During the adventures of Ad(am)’s Venture (isn’t that clever), you will be completing a puzzle with every third step. I’m not even exaggerating, much. Getting the book at the very beginning of the game means matching portraits to open the library, solving a simple riddle to find the book and moving segments of a ladder to reach it. Adam’s Venture: Origins feels almost like The Witness with more padding. The world is entirely built of puzzles and it is just a simple matter of finding and solving them.
Like The Witness, what first can appear overwhelmingly repetitive becomes more diverse than you would have expected. Where these two games diverge is that The Witness is a lot more open to the player than Adam’s Venture. I am almost unashamed to admit that I became stuck several times during my worldwide tour, and had no way to proceed but bash my wits against the puzzle until something gave. In The Witness, the intelligent game design left the player able to walk away from a puzzle and return later, armed with a stronger ego and a little bit more understanding to try again.
There is an obvious reason for this difference. At best the world of The Witness is vague, while Adam’s Venture: Origins follows a strong narrative structure, taking you from one location to another. It borrows very heavily from the famous adventurer of old, Indiana Jones, involving lost treasures, ancient puzzles, femme fatales and an obsessed father figure. It feels a bit familiar and quite unoriginal, as do some of the puzzles. Rather than introduce the puzzles naturally, you’ll be blocked by them right into your path, like a broken down car blocking a bridge. Luckily the puzzles are challenging enough to be enjoyed, despite their intrusion into the narrative.
What I found more annoying is the lack of direction you receive playing the game. What can be a puzzle all in itself is trying to discover the win state for some puzzles. Referring back to the puzzle mentioned earlier, while constructing the ladder needed to reach the book. I spent several minutes staring at a completed ladder, wondering why I couldn’t climb it. It wasn’t until a deep investigation that I realized how each of the three ladder segments had a specific position. I had positioned the section that was meant to be at the top, which you could sort of tell because there were hooks at the top, at the bottom. There were no real clues hinting this, and when engaging with the puzzle the camera would pull out so you couldn’t see the necessary details.
There is a fairly constant feeling that the puzzles have more than one solution, of which only one will work. It can be annoying, but there is normally something hidden, some tiny unannounced detail that will help you narrow down the choices. Whether or not this is intentional, to try and make the player spend time memorizing every obscure detail, it is not the best feature in Adam Venture’s journey.

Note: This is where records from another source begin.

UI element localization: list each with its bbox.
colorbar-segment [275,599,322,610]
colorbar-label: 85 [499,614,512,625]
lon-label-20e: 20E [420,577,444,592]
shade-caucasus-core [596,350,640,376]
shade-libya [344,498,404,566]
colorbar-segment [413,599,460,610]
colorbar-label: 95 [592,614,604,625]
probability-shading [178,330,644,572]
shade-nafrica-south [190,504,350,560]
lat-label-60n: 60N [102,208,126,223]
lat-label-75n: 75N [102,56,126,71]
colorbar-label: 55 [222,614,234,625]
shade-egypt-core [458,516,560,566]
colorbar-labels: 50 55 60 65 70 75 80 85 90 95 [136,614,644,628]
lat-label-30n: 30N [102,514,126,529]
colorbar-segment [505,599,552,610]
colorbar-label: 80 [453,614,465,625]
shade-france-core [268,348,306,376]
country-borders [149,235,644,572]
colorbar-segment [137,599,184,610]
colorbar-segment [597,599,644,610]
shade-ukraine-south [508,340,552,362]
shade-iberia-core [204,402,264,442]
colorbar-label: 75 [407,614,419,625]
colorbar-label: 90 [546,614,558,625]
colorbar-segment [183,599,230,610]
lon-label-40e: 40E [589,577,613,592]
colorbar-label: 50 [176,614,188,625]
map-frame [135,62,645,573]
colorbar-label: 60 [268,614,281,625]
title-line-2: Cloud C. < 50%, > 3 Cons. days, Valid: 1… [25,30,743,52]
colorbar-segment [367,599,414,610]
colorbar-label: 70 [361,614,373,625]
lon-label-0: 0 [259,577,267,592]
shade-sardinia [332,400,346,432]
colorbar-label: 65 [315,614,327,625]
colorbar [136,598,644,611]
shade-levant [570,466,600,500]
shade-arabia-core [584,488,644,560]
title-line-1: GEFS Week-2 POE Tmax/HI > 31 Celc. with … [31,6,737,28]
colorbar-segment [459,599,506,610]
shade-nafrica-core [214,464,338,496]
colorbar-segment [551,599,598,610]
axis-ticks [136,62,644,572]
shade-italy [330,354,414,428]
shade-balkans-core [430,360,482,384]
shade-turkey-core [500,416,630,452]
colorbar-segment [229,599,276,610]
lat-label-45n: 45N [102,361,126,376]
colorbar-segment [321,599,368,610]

But despite this, despite the chunky dialogue, incessant puzzles and tedious win conditions, there is something charming about Adam Venture. Maybe it is because the game so shamelessly borrows from Indiana Jones, from period to destination, or maybe there is something genius within the slightly confused systems, but it is enjoyable in the fray. The target audience for this game feels somewhat younger than myself, which isn’t necessarily a bad thing; a lot of gamers enjoy the more child friendly antics of LEGO games and their ilk after all. Perhaps it is this that is so universally appealing, with its harmless, safe atmosphere welcoming in any mood. Even if you can’t figure out a puzzle. Although a child would probably struggle with these unassisted. With the lack of support and occasional subversive puzzle, the game will probably put off a younger player quite early on, despite its charming nature.
The graphics are probably part of that charm. Adam’s Venture: Origins is a next generation reboot of an older title, so the graphical improvement is part and parcel with the new game. They don’t quite meet the standards of what the next generation of hardware can achieve; playing on the Xbox One I could easily see the difference between this and Quantum Break. But that adds to the charisma of the game. Although it isn’t the greatest of graphics, the studio tried really hard and that is clear in the little details that make up the game. Although the level design is painfully linear, the developers have tried extremely hard to make something look nice. Again, there’s this almost nostalgic atmosphere, with warm and comforting lighting that makes you feel safe, even when Adam Venture wanders around a university with his grappling hook because he only has one costume.
Adam’s Venture: Origins is a fun aside. It is a game that proves this medium is more than the sum of its parts. The adventuring isn’t as good as Uncharted, its narrative isn’t as engaging as, its puzzles aren’t as engrossing as The Witness. But even with all of this, there is something sweet about Adam Venture. Although it might not be worth the asking price just yet, this is a game can keep you occupied and happy longer than you might expect.